The new industrial revolution, nowadays called Industry 4.0, pursues the adoption of Cyber Physical Systems (CPS) to enable the creation of a real-time, precise, reliable, monitoring system able to feed analytics solutions to support the automation, the control, and the improvement of the implemented business processes. With respect to the current solutions, pervasiveness of the Internet of Things together with the ability to manage and process big amounts of data in real-time, makes the Industry 4.0 a paradigm that can bring a lot of advantages into the Factories of the Future.

With the development of the IIoT connectivity and the cloud computing infrastructures, a huge amount of data comes up in order to boost new business models supported in the data analytics. These are the three main pillars of innovation and transformation in manufacturing based on IT.

But there is actually a real world, represented by the automation pyramid, where sensors & embedded systems, cyber-physical components, machines, production lines and factories represent the different levels. This real world has a twofold representation in the data realm, represented as a virtual world (Figure 1).

Figure 1. Real and virtual world in manufacturing

Manufacturing firms not only seek manufacturing technique innovations but are also beginning to focus on added value services and new business models, creating a fuzzy boundary between manufacturing industry and service industry.

In this context data is meant to be the main transformation asset. The digitation of the industry is a necessary condition to foster the digital economy and data-driven services. The problem and challenge is complex, but a good solution can be outlined based on envisioning that data is an asset for transformation, the adoption of IT resources for the management of this asset and incorporation of talented data scientists to transform the organization.


A real world example application

In order to address the explained challenges IK4-IDEKO has defined a data management framework (Figure 2) that will be empowered by the DITAS platform.
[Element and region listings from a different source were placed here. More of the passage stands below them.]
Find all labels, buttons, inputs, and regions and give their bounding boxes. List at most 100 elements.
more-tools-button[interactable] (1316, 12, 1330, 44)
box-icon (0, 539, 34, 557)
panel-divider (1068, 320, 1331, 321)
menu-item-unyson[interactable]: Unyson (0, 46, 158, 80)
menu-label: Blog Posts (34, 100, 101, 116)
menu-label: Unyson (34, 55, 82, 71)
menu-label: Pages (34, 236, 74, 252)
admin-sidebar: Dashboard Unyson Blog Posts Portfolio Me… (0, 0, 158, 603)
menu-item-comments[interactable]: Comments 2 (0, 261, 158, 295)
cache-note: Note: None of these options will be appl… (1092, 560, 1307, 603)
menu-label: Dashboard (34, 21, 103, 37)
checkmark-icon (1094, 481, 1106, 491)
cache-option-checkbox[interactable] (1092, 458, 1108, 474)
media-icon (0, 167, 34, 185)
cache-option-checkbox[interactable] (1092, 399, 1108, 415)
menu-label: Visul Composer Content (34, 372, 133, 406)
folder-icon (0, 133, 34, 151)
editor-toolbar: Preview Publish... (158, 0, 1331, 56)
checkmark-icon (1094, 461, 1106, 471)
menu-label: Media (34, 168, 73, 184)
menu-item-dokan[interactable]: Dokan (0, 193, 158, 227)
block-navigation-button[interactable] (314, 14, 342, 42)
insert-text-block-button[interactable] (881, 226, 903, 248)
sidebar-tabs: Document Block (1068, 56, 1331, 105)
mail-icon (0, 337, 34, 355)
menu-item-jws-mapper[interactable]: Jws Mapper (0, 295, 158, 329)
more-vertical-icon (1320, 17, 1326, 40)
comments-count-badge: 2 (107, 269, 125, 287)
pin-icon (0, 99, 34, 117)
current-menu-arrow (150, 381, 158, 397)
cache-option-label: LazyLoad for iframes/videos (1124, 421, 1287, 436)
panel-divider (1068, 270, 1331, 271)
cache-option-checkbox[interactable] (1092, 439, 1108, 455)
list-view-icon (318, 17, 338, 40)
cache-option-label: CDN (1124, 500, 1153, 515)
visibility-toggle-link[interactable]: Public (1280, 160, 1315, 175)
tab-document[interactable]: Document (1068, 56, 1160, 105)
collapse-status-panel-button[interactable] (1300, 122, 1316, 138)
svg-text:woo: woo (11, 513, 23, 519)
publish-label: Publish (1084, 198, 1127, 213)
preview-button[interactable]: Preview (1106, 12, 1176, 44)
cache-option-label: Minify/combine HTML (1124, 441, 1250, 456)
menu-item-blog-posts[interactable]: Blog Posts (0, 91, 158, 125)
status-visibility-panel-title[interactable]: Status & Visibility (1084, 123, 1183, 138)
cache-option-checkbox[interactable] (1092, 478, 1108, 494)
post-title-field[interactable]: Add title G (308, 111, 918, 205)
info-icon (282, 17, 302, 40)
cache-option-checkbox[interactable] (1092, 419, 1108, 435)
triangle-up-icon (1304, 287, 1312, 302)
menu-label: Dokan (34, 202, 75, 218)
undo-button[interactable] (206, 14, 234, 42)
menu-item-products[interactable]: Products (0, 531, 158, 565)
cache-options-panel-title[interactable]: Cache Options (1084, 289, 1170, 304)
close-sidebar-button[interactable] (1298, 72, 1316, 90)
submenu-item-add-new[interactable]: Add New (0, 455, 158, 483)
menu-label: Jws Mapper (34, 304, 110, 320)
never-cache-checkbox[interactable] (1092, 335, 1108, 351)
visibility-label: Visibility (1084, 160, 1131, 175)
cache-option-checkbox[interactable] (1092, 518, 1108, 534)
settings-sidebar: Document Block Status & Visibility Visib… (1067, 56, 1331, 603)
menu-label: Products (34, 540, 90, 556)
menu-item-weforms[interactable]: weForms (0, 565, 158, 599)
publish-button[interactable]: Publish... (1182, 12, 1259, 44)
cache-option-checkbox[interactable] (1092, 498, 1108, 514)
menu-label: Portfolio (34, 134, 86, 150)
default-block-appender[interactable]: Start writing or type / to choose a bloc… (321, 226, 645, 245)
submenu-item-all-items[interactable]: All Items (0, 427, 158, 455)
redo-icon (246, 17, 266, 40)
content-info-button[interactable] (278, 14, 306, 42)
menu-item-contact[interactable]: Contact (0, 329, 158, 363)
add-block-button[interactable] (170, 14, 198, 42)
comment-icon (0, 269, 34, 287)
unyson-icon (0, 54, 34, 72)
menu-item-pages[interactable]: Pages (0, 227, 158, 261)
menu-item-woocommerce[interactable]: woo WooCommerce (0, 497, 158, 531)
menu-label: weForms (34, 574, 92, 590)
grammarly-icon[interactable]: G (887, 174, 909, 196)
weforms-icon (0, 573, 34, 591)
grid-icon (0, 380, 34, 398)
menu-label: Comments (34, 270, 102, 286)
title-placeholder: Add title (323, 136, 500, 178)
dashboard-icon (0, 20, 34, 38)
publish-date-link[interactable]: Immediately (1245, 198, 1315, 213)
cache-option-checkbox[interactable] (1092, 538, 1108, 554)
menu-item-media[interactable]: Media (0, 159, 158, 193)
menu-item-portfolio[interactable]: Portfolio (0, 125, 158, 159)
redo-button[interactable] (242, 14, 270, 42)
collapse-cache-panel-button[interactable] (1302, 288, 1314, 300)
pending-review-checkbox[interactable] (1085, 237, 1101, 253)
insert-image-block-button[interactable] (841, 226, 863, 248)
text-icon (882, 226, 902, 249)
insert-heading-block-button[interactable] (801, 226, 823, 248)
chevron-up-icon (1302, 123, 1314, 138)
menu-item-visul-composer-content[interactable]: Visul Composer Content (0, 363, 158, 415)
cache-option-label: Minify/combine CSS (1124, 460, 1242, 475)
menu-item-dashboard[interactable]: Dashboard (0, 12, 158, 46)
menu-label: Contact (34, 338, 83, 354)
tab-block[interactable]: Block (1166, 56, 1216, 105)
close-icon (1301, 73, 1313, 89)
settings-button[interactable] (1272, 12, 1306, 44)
Figure 2. IK4-IDEKO data management architecture

The data management architecture supports powerful data engineering platforms in order to fulfill current and forthcoming customer needs with a proper quality of service and commissioning cost. The digitation of the industry is not just a matter of technical feasibility but ROI (return on investment) and productivity. The productivity in the area of data-intensive applications in manufacturing has two faces. On the one hand the impact in the shop floor has to be minimal, trying to avoid machine downtimes when setting up the data gathering layer. On the other hand, the Business Intelligence services have to be implemented and published in an efficient way.

The first issue relies on the capability to connect to different types of machines, read data and send it to the cloud for persistence. IK4-IDEKO’s data gathering devices can connect to diverse numeric controls as Heidenhain, Fanuc or Siemens, or even to data gathering sensors or platforms. Once the device is connected to a machine, a web management tool can be used to remotely configure the device and define the signals or variables that will be read from the machine, with no impact on the production.

On the other hand, the productivity in the development of data-intensive applications has to do with some key factors:

  • Data engineering processes to move data from the field level to the cloud level
  • Flexible data persistence model
  • Domain oriented analytical data space
  • Visual Analytics platform

Data architecture

The management, transformation and treatment of the data is the most important stage in a data-driven approach in order to make sense of a myriad of variables like temperature, speed, override, power, revolutions, vibration, etc.

The data persistence layer is divided in two parts. First, a data lake model or/and a NoSQL database are used for general storage, where data from the machines is stored and tagged using metadata to provide data lifecycle and management capabilities. The second part of the persistence layer is an analytical database based on a data mart model supported in a Qlik Business Intelligence Server with different data models defined by machine. There are data engineering processes of Extraction, Transformation and Loading that update and aggregate the analytical database from the raw data storage.

Visualization layers

The visualization layer is also divided in two parts. The first one is focused on machine monitoring. The information is shown in real time and the monitoring can be about production (state, alarms), process (current machining process) or condition (health and symptoms). For this purpose, there is a web interface generator, a toolbox with different visualization widgets and ad-hoc windows can be designed by the end users. A process monitoring interface is displayed in Figure 3.

Figure 3. Process monitoring

For this scenario, the data lake provides the real time stream data to be presented in the web application.

The second part of visualization is focused in visual analytics and insights in order to enhance the EDA (exploratory data analysis) and communication. For this purpose, Qlik Business Intelligence tools are integrated in the platform (Figure 4).

Figure 4. EDA using third party tools


The digitization of the industry in order to boost and benefit from digital opportunities depends in a great extent on the capabilities of setting up strong data engineering and data science foundations. Moving and processing big amounts of data have important costs and the ROI can only be guaranteed by lean development processes and infrastructures based on app and data factories. DITAS will have an important role to play in this purpose to not drown in the data lake.